Badve Choi Ma Chen
Personalizing Treatment for Glioblastoma
Chaitra Badve, MD, Serah Choi, MD, PhD, Dan Ma, PhD, and Yong Chen, PhD, are combining Magnetic Resonance Fingerprinting (MRF) with artificial intelligence (AI) based neural networks to improve target delineation in post-operative radiotherapy for glioblastoma. An aggressive brain cancer, glioblastoma is typically treated with surgery to remove as much of the tumor as possible followed by radiotherapy to kill any remaining cancer cells. Radiotherapy helps control local recurrence but carries the risk of neurological deterioration, especially as more of the brain is treated. Current MRI methods cannot clearly distinguish where the tumor has infiltrated the brain beyond the part removed during surgery, known as the peritumoral region, and new, more accurate imaging techniques are needed to improve outcomes for patients with glioblastoma.
Dr. Badve, Dr. Choi, Dr. Ma and Dr. Chen are members of the research team at Case Western Reserve University and University Hospitals Cleveland Medical Center that developed MRF, a novel quantitative imaging tool that that allows for accurate and reproducible high-resolution measurement of multiple tissue properties in a single five-minute scan. Prior studies have shown that MRF is better than conventional MRI for brain imaging setup for radiotherapy. With support from ROI, the team is combining MRF with AI to map tumor infiltration in glioblastoma more accurately for each patient. They are:
Developing an AI-based tool that generates peritumoral infiltration prediction maps by analyzing a retrospective database of MRF images of various newly diagnosed brain tumors to characterize quantitative differences in tissue types and tumor regions.
Validating and optimizing the peritumoral infiltration prediction tool in a prospective study of patients with newly diagnosed glioblastoma.
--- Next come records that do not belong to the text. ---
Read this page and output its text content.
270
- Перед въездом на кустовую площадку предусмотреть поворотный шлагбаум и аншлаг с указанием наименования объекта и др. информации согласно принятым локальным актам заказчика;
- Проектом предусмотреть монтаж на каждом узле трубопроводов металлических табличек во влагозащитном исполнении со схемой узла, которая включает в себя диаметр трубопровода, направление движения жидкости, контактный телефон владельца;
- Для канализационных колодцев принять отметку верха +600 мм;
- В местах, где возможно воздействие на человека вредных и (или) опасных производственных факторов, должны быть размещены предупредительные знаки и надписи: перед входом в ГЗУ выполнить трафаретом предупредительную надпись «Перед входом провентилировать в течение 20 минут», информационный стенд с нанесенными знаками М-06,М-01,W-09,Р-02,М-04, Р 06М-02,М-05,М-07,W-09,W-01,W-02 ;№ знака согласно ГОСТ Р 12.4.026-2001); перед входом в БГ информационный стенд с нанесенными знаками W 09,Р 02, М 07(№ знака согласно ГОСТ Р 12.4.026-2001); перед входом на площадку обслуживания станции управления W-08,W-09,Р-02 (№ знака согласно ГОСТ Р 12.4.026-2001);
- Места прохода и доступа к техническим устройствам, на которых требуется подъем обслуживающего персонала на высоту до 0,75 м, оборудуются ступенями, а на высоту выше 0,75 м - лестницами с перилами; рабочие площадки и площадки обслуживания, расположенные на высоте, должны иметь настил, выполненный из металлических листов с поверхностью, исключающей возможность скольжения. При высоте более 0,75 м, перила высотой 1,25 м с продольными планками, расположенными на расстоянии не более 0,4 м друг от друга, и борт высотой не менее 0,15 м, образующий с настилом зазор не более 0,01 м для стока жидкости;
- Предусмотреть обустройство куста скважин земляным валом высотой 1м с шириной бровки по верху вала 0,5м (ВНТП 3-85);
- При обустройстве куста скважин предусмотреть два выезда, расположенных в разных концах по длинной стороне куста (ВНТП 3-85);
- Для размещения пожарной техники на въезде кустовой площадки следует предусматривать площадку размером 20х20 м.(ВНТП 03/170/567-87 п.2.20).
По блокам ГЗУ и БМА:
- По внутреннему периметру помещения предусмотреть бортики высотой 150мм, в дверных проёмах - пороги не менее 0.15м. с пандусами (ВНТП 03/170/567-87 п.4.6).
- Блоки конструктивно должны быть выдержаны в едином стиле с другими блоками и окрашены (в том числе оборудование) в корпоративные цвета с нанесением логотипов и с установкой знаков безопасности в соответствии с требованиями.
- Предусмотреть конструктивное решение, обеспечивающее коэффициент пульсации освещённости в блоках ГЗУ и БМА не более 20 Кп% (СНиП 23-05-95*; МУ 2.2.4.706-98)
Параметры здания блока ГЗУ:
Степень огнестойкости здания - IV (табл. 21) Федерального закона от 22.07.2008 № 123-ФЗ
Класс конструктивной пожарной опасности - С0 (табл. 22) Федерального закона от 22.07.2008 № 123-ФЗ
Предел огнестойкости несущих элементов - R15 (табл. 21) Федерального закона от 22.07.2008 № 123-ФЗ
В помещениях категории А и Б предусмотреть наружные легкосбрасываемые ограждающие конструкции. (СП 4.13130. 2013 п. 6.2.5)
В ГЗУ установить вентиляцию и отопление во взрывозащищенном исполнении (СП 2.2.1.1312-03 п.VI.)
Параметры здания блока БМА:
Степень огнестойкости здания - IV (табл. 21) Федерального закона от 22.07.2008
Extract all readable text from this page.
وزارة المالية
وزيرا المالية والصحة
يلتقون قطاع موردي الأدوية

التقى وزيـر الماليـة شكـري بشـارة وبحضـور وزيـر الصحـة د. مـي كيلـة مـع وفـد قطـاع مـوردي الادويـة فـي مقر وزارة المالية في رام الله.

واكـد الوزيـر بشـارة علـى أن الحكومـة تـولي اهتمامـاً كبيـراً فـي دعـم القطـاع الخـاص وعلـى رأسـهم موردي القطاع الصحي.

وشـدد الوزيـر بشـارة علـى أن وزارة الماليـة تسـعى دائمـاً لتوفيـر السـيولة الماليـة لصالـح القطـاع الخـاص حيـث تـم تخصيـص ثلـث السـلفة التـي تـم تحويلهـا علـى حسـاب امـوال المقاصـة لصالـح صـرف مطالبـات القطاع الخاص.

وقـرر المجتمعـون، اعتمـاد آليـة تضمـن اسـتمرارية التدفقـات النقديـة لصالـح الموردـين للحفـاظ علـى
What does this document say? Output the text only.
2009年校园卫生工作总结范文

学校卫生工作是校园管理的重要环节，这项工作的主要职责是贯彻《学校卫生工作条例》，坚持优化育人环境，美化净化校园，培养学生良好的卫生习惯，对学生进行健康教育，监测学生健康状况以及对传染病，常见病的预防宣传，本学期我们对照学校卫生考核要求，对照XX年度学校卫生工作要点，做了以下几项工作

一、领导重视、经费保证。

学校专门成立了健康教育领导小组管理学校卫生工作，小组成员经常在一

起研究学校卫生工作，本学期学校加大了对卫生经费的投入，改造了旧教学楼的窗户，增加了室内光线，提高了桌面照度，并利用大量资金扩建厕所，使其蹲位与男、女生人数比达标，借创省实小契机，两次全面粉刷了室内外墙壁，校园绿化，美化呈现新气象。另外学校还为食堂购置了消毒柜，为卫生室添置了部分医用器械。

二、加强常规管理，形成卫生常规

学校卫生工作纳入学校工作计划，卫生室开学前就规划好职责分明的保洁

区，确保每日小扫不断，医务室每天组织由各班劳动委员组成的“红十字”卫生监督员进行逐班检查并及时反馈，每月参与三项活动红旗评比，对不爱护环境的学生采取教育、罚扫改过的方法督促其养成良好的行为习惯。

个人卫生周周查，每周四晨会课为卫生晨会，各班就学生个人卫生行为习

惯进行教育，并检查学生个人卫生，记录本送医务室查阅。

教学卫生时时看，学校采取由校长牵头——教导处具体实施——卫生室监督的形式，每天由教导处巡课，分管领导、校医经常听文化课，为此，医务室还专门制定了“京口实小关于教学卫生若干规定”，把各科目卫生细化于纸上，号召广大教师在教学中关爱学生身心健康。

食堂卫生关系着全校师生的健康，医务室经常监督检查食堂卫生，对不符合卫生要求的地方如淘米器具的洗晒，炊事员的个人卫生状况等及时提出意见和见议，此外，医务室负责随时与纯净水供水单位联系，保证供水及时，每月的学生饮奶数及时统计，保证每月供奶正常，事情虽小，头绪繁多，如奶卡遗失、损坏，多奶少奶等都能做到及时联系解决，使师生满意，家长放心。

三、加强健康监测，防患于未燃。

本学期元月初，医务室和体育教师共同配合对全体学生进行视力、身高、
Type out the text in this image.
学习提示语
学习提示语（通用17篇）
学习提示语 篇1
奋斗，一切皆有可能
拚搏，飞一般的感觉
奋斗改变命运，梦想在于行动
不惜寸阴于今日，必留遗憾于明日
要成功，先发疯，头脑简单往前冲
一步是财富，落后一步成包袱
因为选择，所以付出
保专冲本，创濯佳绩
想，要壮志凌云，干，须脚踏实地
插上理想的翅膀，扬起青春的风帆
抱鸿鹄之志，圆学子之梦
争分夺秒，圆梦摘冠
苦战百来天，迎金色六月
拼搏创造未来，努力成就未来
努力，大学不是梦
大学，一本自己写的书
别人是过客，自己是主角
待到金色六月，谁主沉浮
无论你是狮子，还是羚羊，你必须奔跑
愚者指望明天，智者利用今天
Assessing the theoretical feasibility of using MRF infiltration prediction maps to personalize radiotherapy treatment planning by comparing treatment volumes and tumor recurrence sites for MRF and standard MRI.
Through this project, Dr. Badve, Dr. Choi, Dr. Ma and Dr. Chen aim to show that MRF-based infiltration prediction maps can be used in radiotherapy treatment planning for glioblastoma to guide target volumes that will allow for increasing the dose to specific regions while lowering the overall brain volume treated. They are developing this new technique to work within current radiology and radiotherapy infrastructure to facilitate wide implementation, and one of their next steps would be to conduct multicenter trials. If successful, this new MRF-based method will support creating personalized radiation treatment strategies that better target tumor cells and reduce neurological deterioration for patients with glioblastoma.